Doing What You Need to Get What You Need

Sometimes the word productive gets on my nerves. It’s unfortunate, because in a lot of settings the word is helpful. I like thinking about the work I do in terms of productivity – whether it’s my job or passion projects on the side, it’s important that I’m productive because I love the things I do and I want my work to reflect that. But the second people started slipping the word productive into how we live our personal lives, I knew it would be something that bothered me. I can see how daily goals set around productivity and efficiency can help someone accomplish many things, but in my experience, that sort of mindset never helped me get what I needed to be mentally healthy.

I’d like to think that my approach to day-to-day living has changed over time. Like many other people, I went through different periods where I was trying to “live my best life” – that is, live a life where I felt comfortable in who I was and what I was doing. They revolved around different things, but the goal was always the same. I wanted to feel like someone who had a purpose and was living it out.

In hindsight, my logic to these approaches wasn’t the best. I left out a very important aspect of living that never really crossed my mind until recently. Throughout all of this experimentation, all these attempts to live my best life, I always focused on what I wanted – and not what I needed.

In my experience, it’s not always easy to get what you need – especially when it comes to mental health. I might want to be happy, but I need to be healthy. I want to go out in public and be around people and not be anxious, but I need to be in a space where I’m comfortable and can be myself. I used to view this more negatively, but now I see the power in asking for what I need.

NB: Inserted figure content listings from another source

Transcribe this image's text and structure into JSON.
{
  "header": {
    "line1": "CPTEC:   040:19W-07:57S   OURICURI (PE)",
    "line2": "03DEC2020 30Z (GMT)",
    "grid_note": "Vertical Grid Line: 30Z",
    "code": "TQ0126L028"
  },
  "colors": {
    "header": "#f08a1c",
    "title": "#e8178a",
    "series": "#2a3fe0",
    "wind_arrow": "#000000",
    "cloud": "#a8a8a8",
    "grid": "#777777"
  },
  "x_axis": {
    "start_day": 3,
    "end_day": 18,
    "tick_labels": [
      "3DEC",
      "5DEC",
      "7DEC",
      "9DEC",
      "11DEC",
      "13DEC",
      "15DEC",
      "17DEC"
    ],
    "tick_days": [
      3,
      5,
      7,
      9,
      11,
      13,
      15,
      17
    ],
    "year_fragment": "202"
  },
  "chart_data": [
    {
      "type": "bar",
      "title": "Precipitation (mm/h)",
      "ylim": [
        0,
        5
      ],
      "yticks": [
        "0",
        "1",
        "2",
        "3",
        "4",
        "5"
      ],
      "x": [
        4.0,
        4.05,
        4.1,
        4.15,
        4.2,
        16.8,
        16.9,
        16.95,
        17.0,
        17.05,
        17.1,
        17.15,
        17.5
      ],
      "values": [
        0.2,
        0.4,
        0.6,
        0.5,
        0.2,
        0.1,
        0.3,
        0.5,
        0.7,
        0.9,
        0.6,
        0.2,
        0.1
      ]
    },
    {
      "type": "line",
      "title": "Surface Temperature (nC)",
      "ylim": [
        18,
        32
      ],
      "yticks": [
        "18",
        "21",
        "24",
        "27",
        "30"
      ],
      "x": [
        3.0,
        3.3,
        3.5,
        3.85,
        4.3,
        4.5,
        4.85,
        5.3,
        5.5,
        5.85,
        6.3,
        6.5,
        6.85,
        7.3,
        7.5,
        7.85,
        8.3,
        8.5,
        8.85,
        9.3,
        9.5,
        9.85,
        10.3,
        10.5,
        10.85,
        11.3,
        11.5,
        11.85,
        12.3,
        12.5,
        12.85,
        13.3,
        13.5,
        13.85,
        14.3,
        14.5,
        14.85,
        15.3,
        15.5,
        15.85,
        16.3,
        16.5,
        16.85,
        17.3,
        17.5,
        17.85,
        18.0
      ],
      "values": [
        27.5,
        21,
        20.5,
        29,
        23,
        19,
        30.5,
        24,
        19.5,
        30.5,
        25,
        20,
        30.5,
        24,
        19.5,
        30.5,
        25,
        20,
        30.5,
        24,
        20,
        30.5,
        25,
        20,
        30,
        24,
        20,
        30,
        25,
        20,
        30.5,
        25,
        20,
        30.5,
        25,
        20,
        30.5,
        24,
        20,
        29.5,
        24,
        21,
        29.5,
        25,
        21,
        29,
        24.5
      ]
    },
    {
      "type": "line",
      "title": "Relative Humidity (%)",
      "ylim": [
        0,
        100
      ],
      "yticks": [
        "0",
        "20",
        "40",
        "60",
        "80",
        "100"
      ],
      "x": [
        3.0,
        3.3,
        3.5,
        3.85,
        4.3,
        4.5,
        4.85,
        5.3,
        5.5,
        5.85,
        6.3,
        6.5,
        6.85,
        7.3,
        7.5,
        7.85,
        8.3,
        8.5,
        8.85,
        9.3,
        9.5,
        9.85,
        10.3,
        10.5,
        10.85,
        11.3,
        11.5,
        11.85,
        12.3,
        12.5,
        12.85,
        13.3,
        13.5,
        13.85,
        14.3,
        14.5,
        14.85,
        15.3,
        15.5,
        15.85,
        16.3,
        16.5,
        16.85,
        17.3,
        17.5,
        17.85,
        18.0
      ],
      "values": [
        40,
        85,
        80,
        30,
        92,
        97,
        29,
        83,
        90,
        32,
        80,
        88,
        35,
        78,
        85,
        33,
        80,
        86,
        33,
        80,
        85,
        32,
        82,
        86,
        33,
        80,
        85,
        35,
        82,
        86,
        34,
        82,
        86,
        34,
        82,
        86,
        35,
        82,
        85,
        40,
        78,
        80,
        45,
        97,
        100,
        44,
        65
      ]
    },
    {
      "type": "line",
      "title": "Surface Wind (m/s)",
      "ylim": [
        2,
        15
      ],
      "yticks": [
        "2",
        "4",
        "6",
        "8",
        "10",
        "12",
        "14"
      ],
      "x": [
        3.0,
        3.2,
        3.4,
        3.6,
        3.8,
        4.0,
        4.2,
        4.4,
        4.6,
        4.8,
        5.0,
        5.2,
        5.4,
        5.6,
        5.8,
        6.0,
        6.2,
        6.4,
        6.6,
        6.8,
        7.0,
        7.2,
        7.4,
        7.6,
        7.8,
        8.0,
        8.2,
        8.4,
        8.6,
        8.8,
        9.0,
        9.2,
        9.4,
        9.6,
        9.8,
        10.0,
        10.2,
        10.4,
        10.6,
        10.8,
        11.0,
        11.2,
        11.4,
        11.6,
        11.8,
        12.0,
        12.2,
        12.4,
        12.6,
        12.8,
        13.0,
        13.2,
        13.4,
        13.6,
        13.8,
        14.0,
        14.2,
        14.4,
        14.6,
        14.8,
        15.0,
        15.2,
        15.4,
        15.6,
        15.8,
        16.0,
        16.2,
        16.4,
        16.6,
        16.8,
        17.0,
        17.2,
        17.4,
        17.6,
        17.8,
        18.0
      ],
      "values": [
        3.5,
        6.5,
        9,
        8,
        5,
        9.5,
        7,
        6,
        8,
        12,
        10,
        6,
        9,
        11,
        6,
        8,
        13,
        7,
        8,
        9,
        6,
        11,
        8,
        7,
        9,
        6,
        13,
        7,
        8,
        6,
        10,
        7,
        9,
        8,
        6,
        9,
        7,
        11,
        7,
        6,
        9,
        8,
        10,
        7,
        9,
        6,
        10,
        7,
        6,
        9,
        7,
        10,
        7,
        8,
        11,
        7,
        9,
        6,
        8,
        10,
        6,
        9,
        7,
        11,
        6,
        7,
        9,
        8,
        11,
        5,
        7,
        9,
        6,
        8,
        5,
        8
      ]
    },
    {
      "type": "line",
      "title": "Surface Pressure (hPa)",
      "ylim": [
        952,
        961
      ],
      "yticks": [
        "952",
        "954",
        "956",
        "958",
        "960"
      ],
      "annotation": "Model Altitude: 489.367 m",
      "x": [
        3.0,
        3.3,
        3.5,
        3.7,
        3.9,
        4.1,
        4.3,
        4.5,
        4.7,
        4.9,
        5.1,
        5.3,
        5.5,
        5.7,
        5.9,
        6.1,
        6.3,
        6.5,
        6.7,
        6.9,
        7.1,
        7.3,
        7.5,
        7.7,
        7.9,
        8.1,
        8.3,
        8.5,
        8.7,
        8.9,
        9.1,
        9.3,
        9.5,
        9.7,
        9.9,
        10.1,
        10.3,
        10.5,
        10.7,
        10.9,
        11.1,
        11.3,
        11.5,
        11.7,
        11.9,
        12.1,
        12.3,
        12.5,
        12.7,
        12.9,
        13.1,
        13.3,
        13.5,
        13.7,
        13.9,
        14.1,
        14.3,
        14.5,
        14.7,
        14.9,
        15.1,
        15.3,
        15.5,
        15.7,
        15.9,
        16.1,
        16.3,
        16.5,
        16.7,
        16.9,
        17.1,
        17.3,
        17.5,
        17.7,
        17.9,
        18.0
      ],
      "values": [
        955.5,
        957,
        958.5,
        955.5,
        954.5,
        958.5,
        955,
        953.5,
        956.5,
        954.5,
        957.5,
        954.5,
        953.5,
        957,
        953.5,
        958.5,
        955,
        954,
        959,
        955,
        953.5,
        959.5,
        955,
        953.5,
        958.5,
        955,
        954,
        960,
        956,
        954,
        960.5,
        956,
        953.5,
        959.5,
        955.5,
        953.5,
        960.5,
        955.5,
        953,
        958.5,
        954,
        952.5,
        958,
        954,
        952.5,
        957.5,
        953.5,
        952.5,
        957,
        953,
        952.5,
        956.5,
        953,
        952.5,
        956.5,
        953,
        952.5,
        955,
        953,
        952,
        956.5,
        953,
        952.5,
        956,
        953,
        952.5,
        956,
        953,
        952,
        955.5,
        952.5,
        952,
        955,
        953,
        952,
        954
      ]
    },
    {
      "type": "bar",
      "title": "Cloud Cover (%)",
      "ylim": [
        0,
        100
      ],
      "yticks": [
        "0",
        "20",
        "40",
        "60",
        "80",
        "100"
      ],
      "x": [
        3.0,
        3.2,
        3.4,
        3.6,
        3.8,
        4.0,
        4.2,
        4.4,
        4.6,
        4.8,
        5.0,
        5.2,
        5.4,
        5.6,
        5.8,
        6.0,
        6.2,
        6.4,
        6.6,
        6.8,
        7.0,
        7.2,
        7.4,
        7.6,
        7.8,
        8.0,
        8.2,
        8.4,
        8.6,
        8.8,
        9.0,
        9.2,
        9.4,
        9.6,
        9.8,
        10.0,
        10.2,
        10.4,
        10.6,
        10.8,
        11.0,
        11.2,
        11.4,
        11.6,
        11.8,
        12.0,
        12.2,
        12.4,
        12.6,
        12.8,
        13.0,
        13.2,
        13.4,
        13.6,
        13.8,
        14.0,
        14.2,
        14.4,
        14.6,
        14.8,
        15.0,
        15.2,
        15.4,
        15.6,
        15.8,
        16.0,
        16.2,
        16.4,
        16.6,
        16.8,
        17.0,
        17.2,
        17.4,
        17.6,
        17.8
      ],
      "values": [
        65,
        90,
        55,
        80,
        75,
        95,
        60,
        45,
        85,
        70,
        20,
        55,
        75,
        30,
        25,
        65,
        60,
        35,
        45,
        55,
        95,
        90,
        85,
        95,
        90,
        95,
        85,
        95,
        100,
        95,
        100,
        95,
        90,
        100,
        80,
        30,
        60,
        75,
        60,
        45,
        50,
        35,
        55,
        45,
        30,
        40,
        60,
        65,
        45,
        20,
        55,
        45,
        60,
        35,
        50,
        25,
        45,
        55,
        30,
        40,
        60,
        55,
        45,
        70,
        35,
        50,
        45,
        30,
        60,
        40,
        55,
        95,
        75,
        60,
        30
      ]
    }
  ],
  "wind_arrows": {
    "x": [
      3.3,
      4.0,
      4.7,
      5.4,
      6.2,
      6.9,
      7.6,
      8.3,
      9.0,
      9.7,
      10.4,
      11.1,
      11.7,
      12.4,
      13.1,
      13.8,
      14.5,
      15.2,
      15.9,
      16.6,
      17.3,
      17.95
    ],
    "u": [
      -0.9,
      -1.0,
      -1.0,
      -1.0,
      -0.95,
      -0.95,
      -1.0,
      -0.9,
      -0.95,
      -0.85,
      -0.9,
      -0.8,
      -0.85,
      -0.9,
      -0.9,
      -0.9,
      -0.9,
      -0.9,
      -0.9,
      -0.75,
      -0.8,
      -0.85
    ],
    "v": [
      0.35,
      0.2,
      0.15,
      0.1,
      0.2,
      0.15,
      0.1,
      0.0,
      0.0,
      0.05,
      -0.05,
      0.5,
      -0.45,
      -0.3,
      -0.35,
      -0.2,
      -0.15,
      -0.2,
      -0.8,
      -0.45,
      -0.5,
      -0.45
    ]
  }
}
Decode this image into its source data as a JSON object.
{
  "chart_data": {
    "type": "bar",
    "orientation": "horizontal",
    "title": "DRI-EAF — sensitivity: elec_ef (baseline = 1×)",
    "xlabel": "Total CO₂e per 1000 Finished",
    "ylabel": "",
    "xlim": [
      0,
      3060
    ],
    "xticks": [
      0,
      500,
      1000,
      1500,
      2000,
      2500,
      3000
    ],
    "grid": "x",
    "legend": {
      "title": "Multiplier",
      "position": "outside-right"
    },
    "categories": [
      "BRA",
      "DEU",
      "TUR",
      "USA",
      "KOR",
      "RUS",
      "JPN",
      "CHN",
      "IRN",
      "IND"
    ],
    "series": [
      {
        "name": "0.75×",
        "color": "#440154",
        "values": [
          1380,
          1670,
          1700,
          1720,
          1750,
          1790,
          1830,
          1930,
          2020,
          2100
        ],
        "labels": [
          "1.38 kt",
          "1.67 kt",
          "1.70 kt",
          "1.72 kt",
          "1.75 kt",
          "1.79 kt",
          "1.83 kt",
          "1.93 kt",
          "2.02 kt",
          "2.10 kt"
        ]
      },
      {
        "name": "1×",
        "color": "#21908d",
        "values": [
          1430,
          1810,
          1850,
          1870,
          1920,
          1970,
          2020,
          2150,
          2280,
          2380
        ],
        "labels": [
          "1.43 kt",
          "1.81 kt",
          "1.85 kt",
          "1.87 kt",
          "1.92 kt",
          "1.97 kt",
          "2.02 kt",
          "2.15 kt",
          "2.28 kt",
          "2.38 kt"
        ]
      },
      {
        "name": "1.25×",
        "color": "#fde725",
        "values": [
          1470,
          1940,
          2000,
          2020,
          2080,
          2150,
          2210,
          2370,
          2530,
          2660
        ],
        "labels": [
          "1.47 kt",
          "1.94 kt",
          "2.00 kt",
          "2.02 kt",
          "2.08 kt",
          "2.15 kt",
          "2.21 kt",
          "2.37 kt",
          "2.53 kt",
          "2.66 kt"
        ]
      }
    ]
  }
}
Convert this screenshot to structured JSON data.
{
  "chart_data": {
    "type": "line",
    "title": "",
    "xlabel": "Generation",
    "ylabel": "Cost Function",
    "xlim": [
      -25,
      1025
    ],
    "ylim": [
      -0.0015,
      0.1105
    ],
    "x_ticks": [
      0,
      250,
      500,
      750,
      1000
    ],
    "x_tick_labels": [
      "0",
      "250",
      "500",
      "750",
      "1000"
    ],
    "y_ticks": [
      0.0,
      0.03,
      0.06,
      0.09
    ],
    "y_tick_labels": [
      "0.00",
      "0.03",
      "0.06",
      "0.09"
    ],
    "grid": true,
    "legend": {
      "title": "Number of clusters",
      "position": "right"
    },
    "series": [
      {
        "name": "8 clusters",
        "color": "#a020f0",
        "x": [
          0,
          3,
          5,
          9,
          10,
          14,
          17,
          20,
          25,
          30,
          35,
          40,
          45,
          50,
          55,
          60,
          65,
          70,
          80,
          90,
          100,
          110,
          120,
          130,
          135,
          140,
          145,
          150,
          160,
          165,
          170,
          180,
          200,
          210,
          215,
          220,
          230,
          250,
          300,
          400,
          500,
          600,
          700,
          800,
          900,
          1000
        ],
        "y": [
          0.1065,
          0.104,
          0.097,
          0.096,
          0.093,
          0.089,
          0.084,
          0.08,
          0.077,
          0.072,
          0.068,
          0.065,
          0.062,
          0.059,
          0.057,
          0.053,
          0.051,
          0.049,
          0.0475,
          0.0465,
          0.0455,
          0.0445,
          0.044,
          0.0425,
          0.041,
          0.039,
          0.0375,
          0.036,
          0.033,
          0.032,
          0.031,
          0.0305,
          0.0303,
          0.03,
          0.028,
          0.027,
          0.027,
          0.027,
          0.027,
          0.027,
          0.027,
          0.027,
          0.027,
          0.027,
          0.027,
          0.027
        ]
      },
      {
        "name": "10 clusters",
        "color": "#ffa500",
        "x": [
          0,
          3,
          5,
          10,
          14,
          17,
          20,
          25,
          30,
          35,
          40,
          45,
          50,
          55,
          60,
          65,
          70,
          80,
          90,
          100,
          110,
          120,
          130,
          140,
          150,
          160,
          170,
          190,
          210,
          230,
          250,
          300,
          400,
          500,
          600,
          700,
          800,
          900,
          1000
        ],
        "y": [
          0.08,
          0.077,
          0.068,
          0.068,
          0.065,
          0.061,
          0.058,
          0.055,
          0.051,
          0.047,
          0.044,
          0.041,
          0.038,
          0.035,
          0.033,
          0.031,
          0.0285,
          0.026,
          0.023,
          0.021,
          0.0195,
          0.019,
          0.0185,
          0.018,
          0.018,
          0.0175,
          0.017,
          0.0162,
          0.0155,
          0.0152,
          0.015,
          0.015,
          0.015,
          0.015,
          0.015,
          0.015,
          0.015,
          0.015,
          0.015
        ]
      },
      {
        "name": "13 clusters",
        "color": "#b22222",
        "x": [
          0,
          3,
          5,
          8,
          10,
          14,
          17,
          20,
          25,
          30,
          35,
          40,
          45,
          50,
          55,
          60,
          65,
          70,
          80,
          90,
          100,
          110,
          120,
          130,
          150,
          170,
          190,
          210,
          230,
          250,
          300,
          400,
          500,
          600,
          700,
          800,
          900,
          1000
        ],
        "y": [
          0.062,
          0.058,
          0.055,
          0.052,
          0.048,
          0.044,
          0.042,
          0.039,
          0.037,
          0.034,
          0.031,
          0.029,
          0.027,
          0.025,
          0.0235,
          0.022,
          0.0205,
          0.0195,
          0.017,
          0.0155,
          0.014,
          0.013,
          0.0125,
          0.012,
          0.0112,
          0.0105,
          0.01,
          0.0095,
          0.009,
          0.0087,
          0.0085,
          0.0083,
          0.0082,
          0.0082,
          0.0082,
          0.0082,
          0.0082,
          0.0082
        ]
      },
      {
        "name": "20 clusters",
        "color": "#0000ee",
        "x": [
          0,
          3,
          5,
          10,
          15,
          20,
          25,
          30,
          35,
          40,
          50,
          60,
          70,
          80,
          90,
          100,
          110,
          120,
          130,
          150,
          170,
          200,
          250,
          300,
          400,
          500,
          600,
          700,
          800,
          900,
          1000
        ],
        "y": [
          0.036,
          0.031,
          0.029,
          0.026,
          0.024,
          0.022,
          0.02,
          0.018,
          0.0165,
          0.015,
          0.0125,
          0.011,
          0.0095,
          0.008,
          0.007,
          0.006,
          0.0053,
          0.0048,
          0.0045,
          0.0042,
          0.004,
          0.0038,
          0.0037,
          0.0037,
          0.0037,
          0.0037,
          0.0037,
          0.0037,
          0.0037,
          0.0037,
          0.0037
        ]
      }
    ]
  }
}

I’d always assumed that being my best self meant that I’d like who I am all the time, or that I’d never feel depressed again. Recently, however, I’ve learned that being my best self actually means identifying what I need and making sure I get it. Over time, I’ve learned more about what helps bring me wellness and what doesn’t, and it’s helpful to use those experiences as a guide in my day-to-day life.

Every day, one of my first thoughts when I wake up is how do I feel? This question is followed with one that I have found just as important in the past few years, and especially during the pandemic: how can I get what I need today? Whether that’s mindfulness, calm, clarity or something else, centering what you need is a big first step to making sure you get it. Living my best life is vastly different than it used to be, but getting what I need – instead of what I want – has been one of the most important things for my mental health.